Я открыл контракт на телефоне, пролистал до нужного пункта и сказал так тихо, что оба инстинктивно подались вперёд:
— Пункт четыре-два.
Оба норвежца вздрогнули синхронно. У лысого был такой вид, словно я вытащил пистолет.
— При форс-мажоре, — продолжил я тем же ровным тоном, — у вас есть две недели на устранение обстоятельств. Время вышло вчера в полночь. Сегодня это уже не форс-мажор. Это срыв контракта с пятьюстами тысячами евро неустойки.
Бородатый дёрнулся:
— Но шторм же…
— Вы две недели ждали у моря погоды, — перебил я. — Буквально. Ждали, пока шторм утихнет. Не утих. Время вышло.
Лысый попытался что-то сказать, но я не дал:
— Время вышло вчера в полночь. — Я стукнул пальцем по столу. — Сегодня это уже не форс-мажор. Это ваша халатность.
Я открыл нужный контакт, посмотрел на норвежцев и нажал вызов, включив громкую связь.
Три гудка. Потом хриплый мужской голос:
— Алекс слушает.
— Алекс, — сказал я, не сводя глаз с норвежцев, — это Глеб. Мне нужен борт.
Пауза. Потом недоверчивый смешок:
— Какой борт, Глеб?
— «Антонов». Который стоит в Гамбурге. Тот, что ты держишь на случай особых заказов.
Ещё одна пауза, значительно длиннее.
— Ты про «Руслан» говоришь? АН-124? Глеб, ты понимаешь…
— Да. Именно про него.
— Ты понимаешь, сколько это…
— Понимаю. — Я сказал это спокойно, почти равнодушно. — У меня восемьдесят тонн лосося тают в норвежском порту. Мне нужен этот борт в Осло через три часа. Успеете?
Лысый норвежец побледнел так сильно, что я на секунду подумал, не вызвать ли ему скорую. Бородатый сглотнул, и я увидел, как дрогнула его рука.
— Три часа — это очень жёстко, Глеб, — сказал голос в динамике. — Растаможка, подготовка, вылет… Но успеем. Уже даю команду диспетчеру. Счёт будет… впечатляющим.
Я усмехнулся:
— Пришлёшь на почту. Как обычно.
Нажал отбой и посмотрел на норвежцев:
— Мой самолёт будет в Осло через три часа. Ваша «халатность» обойдётся вам в полмиллиона евро неустойки. Подписывайте.
Лысый взял ручку. Его рука дрожала. Он расписался неровно, как школьник, впервые пишущий своё имя. Бородатый последовал его примеру.
В переговорную вошёл Виктор Петрович — мой непосредственный руководитель.
— Господа, — обратился он к норвежцам на безупречном английском, — надеюсь, мы нашли решение, устраивающее все стороны?
Лысый кивнул, не поднимая глаз.
— Отлично. Тогда позвольте мне проводить вас.

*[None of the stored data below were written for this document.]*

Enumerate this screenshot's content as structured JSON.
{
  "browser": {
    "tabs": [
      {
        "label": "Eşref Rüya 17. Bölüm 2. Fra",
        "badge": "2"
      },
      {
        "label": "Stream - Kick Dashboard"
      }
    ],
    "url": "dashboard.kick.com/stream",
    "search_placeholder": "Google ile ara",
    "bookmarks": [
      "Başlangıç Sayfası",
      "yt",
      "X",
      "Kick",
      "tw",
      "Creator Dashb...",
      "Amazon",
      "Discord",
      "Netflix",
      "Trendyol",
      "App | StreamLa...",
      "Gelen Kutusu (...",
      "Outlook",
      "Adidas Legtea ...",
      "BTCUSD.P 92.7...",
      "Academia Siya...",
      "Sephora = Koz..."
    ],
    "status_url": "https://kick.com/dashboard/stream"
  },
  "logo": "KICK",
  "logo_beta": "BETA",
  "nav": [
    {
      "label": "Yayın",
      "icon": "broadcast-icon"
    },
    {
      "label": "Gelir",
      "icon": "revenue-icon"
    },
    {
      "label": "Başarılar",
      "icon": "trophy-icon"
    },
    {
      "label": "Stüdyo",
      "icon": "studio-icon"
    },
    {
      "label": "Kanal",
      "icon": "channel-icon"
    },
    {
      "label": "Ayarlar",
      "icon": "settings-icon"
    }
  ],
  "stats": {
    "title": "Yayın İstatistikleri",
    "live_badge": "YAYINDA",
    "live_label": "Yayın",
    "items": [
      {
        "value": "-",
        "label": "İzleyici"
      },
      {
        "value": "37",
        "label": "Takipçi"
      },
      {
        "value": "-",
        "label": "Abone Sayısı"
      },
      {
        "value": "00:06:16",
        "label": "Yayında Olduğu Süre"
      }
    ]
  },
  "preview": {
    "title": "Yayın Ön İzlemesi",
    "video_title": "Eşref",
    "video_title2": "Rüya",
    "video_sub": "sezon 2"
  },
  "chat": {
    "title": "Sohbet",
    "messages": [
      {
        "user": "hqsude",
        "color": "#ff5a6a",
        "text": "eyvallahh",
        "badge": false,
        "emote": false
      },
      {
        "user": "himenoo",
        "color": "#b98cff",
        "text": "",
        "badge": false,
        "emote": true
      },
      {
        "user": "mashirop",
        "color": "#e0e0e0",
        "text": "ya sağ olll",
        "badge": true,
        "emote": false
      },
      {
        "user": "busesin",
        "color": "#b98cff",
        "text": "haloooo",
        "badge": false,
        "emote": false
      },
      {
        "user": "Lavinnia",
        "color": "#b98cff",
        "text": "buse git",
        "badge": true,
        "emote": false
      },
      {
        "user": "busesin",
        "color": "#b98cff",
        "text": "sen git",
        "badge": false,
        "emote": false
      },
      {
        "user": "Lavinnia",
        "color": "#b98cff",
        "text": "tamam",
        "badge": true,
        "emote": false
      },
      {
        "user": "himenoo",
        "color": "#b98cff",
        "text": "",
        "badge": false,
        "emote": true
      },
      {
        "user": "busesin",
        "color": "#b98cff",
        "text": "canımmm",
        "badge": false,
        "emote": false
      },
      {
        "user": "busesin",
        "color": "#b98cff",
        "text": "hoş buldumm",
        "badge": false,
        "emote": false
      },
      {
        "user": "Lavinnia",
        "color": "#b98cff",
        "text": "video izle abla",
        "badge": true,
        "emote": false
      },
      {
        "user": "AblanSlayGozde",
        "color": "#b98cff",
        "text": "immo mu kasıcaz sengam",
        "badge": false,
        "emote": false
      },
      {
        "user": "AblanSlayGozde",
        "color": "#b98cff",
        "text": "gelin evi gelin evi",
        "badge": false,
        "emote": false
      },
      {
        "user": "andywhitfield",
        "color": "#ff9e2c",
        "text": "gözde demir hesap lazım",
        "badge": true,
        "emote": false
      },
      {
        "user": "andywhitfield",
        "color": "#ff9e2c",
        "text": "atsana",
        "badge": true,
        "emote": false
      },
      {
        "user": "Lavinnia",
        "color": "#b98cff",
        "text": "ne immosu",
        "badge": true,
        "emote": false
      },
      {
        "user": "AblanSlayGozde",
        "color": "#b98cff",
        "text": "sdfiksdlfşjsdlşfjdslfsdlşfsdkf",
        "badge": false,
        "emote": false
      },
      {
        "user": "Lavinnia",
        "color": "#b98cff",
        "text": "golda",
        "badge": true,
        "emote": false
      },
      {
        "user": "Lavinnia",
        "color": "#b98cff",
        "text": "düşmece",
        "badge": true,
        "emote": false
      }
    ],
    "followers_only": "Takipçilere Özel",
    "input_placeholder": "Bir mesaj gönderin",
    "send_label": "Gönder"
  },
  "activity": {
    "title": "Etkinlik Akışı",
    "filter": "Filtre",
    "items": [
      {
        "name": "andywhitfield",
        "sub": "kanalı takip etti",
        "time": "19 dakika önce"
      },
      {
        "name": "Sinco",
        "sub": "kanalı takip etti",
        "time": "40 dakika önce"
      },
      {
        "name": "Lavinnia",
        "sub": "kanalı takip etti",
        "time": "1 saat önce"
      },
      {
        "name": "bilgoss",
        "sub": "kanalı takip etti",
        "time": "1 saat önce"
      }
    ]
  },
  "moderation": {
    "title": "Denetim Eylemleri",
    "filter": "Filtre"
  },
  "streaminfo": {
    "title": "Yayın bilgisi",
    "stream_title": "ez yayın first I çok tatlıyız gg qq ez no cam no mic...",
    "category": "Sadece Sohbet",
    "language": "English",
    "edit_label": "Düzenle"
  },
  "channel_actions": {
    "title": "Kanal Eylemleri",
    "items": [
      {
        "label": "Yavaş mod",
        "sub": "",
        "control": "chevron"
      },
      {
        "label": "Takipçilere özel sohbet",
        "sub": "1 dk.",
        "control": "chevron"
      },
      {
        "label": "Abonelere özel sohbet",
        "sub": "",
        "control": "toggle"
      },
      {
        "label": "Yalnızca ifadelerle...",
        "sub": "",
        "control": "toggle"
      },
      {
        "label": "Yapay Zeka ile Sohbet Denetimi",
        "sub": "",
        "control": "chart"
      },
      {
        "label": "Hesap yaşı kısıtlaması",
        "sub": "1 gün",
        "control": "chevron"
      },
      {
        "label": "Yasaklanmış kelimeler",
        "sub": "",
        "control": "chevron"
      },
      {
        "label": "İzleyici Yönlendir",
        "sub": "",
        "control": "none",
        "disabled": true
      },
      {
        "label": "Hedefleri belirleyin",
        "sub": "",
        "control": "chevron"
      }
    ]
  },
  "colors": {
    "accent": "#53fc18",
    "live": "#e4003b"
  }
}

Я кивнул норвежцам и вышел из переговорной.
* * *
Я шагал по коридору к лифту мимо стеклянных дверей других переговорных, мимо секретарей за стойками. В конце рабочего дня офис почти опустел.
Кабинет встретил привычной тишиной. Стол, два монитора, стеллаж с папками.
Сорок три непрочитанных письма смотрели на меня с экрана. Я на автомате сортировал их, даже не вчитываясь в темы — после нескольких лет работы научился определять важность письма одним взглядом.
Прошло минут сорок. Я разбирал письма с той же методичностью, с какой разделывал рыбу на турнирах — быстро, точно, без лишних движений.
За дверью послышались шаги — быстрые, твёрдые. Виктор Петрович. Он не стучал — зачем, если дверь открыта?
Лицо его было возбуждённым, глаза горели.
— Глеб, — начал он, качая головой, — норвежцы говорили мне, что ты заказал АН-124. Семьсот тысяч евро за один рейс. Это правда?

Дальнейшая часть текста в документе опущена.